Adventure in Wild Taiga
Famous for its beautiful, virgin nature, the border between Finland and Russia is home to a movie-set area made up of forests, lakes and crystal-clear rivers, perfect for both seekers of peace and adrenaline-junkies alike. The Taiga is also one of the few areas where the European version of the ‘five largest’ wild animals may be observed in their natural environment.
A unique experience in a safe environment
Recommending a safe trip in times of a world-wide pandemic is not easy, and more so when the destination is home to five of the most extravagant mammals in Europe. Known as Wild Taiga, this borderland between Finland and Russia is one of the regions with the lowest contagion rate on the continent. Covid-19 has barely touched a territory dominated by brown bears, elk, lynx, wolverines and wolves, the large wild animals that roam free through the forests of Kainuu.
Far from being put off by this, increasingly more travellers opt for experiencing adventures in an idyllic landscape that offers both peace and relaxation, along with adventure and adrenaline. The Taiga region is located in north-eastern Finland, an hour’s flight from the capital city, Helsinki, and it ranges along the Russian border on the land occupied by the Kuhmo and Suomussalmi peoples. Endless forests of evergreen trees, marshes, crystal clear waters and a rich wild life. Amongst the varied offer of guided tours, the wild animals of the forest can be observed and photographed, particularly the large beasts (bears, wolves and wolverines), which are rare or extinct in other parts of Europe. The Bear Centre has 29 glazed hides around the forest that help when observing and photographing the animals. Travellers can sleep several nights in this safe setting and they will also be able to see reindeer, flying squirrels, beavers and large birds of prey. The season starts at the beginning of April with a white blanket of snow; it continues during the green summer months and ends with the autumn colours in October.
Summertime relaxation following the rhythm of the midnight sun
The summer days never end in Wild Taiga, with 24 hours of sun during the solstice and endless relaxing activities. From fishing and canoe trips on the great lakes in the region to hiking or biking under the trees. The unique landscape encourages travellers to commune with nature and enjoy the wildlife, while collecting all kinds of berries and wild food. The open air activities are impregnated with local culture, with the rhythm of the famous Kuhmo Chamber Music Festival and the Sommelo Music Festival. With a culture marked by the national Kalevala saga, there are many trips to revisit the stories about the deities from Finish mythology. It would be unthinkable to miss enjoying an authentic Finish sauna alongside the locals, as well as savouring the natural food offered by its lands and where fish, game and fungi play leading roles. For the youngest members of the family, Father Christmas’ house is always ready to leave them speechless.

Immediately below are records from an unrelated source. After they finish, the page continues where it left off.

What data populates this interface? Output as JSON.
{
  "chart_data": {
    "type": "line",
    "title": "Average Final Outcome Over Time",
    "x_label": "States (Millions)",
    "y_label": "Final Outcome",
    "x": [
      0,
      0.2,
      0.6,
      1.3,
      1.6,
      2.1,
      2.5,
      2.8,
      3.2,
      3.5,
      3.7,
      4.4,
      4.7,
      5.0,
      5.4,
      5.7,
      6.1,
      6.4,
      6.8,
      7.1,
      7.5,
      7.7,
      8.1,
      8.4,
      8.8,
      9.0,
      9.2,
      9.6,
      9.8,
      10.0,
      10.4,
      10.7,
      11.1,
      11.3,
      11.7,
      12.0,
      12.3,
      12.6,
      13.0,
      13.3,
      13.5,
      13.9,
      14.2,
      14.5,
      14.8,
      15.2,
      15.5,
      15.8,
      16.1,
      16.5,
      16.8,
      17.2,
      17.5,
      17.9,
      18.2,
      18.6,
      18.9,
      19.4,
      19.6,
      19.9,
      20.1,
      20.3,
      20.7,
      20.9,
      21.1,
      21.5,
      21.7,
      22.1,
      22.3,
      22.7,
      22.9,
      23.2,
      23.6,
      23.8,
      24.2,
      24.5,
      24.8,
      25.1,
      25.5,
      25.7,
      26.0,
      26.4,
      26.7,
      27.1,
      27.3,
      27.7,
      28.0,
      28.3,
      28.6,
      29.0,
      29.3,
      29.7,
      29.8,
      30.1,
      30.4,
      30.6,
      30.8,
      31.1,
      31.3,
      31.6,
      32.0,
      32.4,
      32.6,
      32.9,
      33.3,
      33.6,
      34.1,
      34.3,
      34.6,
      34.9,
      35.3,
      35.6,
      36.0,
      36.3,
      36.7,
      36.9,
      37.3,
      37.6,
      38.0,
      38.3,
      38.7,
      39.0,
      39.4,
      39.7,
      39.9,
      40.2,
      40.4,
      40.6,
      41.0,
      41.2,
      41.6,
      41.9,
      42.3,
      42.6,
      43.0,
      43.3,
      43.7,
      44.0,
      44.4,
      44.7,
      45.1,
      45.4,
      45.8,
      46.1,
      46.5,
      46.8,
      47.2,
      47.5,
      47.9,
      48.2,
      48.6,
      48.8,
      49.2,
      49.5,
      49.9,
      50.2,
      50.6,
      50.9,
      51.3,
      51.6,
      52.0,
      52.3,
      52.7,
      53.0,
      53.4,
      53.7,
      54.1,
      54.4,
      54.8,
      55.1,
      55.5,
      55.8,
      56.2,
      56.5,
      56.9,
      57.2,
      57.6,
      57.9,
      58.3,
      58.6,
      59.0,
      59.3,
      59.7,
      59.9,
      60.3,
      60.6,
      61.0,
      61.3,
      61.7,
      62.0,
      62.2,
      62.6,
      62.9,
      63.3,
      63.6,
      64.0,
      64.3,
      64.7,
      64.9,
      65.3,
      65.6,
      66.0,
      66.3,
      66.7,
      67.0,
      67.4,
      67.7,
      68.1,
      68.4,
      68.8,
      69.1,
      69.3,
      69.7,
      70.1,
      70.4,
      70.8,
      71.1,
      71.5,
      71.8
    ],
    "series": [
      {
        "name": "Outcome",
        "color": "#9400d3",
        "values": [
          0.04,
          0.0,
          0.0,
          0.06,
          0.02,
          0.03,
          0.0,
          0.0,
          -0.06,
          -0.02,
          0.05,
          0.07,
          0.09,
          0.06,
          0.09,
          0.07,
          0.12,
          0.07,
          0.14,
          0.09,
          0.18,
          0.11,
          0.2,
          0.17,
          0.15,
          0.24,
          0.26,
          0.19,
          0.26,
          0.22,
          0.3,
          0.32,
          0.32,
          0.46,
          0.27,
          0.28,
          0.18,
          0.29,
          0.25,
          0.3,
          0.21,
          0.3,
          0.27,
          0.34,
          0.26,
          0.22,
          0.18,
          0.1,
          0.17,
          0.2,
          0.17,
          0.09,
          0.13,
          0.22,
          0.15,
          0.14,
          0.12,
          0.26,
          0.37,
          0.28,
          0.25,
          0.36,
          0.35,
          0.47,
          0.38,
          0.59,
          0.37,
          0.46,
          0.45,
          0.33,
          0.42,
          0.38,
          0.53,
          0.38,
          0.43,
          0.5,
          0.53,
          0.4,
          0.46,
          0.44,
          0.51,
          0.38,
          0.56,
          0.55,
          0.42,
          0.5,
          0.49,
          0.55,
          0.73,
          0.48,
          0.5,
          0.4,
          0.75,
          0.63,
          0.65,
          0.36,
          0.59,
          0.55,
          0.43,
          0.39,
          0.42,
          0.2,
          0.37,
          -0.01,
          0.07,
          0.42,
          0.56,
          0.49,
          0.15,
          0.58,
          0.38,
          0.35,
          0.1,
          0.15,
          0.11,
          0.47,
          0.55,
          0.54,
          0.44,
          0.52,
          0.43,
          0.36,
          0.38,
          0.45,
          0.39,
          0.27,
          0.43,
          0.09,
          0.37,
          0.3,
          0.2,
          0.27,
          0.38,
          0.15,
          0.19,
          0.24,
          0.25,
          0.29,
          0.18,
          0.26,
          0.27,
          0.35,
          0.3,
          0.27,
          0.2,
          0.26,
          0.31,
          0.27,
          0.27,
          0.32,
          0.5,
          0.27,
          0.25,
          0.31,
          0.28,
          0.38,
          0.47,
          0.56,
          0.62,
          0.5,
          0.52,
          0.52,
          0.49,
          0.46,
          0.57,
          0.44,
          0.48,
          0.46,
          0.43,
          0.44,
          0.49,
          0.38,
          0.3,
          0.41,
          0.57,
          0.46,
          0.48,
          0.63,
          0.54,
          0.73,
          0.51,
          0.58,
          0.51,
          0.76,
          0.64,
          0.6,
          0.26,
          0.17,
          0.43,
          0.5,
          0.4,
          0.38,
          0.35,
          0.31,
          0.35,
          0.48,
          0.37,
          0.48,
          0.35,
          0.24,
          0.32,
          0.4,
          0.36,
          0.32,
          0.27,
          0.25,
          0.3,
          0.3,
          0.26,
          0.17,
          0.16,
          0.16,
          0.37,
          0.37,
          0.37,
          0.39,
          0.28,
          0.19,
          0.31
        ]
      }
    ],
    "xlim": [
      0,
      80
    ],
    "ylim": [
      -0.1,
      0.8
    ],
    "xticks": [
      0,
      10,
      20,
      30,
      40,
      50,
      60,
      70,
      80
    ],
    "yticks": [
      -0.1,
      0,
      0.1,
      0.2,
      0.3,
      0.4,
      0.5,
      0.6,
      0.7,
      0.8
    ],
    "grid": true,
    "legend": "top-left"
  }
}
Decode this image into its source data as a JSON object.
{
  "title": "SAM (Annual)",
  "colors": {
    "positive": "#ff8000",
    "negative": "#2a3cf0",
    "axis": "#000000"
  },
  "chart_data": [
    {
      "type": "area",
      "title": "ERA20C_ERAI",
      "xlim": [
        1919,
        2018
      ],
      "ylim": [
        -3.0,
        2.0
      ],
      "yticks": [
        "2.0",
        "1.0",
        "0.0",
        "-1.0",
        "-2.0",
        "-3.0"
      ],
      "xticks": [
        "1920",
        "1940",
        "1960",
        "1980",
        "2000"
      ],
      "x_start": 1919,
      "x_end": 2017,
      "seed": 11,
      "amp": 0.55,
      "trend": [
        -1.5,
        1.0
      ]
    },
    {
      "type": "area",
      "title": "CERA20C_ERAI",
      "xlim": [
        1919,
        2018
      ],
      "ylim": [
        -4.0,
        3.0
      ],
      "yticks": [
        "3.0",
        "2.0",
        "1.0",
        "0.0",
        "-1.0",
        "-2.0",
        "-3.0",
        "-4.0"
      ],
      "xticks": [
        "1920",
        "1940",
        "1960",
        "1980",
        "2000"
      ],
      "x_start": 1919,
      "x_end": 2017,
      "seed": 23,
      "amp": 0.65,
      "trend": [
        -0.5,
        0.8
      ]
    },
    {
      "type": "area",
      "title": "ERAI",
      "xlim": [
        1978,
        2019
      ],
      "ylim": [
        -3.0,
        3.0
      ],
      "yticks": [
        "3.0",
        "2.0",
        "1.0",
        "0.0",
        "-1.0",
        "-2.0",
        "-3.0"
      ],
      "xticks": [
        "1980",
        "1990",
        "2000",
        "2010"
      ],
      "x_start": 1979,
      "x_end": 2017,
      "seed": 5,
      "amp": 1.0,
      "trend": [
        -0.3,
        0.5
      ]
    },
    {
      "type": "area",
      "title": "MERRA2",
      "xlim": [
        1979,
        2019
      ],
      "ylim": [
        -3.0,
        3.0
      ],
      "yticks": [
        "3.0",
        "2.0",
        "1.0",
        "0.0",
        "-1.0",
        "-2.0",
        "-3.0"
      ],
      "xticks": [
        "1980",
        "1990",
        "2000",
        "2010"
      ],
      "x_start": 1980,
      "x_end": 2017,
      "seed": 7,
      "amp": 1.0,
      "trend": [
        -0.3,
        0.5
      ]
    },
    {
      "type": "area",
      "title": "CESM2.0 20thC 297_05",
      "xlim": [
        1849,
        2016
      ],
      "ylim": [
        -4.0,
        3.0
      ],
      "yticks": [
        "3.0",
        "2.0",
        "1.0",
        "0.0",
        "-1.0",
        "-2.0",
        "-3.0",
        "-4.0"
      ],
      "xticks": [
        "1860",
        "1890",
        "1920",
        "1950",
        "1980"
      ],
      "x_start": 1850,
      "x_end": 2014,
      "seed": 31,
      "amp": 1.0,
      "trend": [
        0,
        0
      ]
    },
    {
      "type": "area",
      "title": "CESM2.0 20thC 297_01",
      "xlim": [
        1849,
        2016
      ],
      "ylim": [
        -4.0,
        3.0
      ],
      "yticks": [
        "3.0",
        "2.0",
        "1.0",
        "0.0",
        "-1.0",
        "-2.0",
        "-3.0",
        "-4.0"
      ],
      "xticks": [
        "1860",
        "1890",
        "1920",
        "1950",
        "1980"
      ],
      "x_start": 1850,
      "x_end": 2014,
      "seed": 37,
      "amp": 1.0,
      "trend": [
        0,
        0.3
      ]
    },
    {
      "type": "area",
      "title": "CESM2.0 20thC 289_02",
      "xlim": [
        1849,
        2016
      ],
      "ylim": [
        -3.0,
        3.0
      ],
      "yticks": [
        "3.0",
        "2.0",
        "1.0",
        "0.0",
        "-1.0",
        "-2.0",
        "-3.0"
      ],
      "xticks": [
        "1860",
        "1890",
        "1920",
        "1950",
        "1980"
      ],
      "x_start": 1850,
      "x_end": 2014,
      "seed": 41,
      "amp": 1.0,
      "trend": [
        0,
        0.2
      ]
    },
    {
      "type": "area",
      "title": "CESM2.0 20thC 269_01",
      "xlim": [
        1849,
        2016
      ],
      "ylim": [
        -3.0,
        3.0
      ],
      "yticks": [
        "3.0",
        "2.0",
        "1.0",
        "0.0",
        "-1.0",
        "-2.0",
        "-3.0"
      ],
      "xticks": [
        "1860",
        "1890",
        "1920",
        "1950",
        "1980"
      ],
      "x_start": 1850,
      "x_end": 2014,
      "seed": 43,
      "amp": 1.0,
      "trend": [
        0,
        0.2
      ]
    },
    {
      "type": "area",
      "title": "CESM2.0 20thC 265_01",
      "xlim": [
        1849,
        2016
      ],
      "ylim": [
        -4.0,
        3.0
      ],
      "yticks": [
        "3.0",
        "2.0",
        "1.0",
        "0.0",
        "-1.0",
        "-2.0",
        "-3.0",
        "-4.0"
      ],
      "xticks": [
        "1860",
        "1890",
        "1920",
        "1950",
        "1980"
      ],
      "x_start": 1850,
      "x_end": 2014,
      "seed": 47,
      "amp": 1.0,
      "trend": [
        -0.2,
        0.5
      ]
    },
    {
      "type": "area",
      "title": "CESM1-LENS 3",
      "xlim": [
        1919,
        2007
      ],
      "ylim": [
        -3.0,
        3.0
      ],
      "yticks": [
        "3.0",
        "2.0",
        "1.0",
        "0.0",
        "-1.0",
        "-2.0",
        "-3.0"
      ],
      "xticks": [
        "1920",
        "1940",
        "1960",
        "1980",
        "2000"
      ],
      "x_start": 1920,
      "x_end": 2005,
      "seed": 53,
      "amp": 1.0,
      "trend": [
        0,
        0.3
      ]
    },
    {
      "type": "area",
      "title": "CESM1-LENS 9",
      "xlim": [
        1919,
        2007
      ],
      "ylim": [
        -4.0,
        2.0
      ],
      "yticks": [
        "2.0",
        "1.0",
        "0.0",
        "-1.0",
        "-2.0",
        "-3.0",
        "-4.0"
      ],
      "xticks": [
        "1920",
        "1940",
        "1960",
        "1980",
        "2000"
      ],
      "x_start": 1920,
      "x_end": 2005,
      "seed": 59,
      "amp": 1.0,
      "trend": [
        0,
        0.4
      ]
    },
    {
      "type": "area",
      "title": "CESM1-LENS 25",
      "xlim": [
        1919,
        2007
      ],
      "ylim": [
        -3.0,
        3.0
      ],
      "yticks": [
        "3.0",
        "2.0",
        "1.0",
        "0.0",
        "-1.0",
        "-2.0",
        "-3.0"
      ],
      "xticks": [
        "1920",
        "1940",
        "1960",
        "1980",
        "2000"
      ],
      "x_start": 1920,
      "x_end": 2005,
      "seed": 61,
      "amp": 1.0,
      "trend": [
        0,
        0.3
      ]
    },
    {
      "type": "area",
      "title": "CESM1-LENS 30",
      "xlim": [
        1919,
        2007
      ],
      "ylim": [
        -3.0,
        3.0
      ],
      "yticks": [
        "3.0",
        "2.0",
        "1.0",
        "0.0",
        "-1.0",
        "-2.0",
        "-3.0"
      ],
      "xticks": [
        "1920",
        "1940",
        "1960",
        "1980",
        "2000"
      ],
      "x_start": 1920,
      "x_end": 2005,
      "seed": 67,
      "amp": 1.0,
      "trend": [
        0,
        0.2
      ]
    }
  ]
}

Adrenaline in a movie-set winter
Powder snow, fresh air and frozen lakes. The winter landscape offers unique experiences, ranging from cross-country skiing on frozen lakes or sled rides pulled by teams of huskies through the snowy countryside, to more adrenaline-pumping activities such as white water rafting offered by Wild’s Piira. After putting on a floating suit, the adventurer moves over a frozen lake and is led to the rapids, where they slide down at great speed. Bathing in freezing water, after the compulsory sauna, building an igloo under extreme conditions and following routes using snowshoes or bicycles along the paths of Kylmäluoma are other activities to test travellers. The lack of light during the winter does not encourage the appearance of the aurora boreal, one of the greatest spectacles of nature. In Vuokatti safaris are carried out with snowmobiles at dusk to seek out these magical northern lights.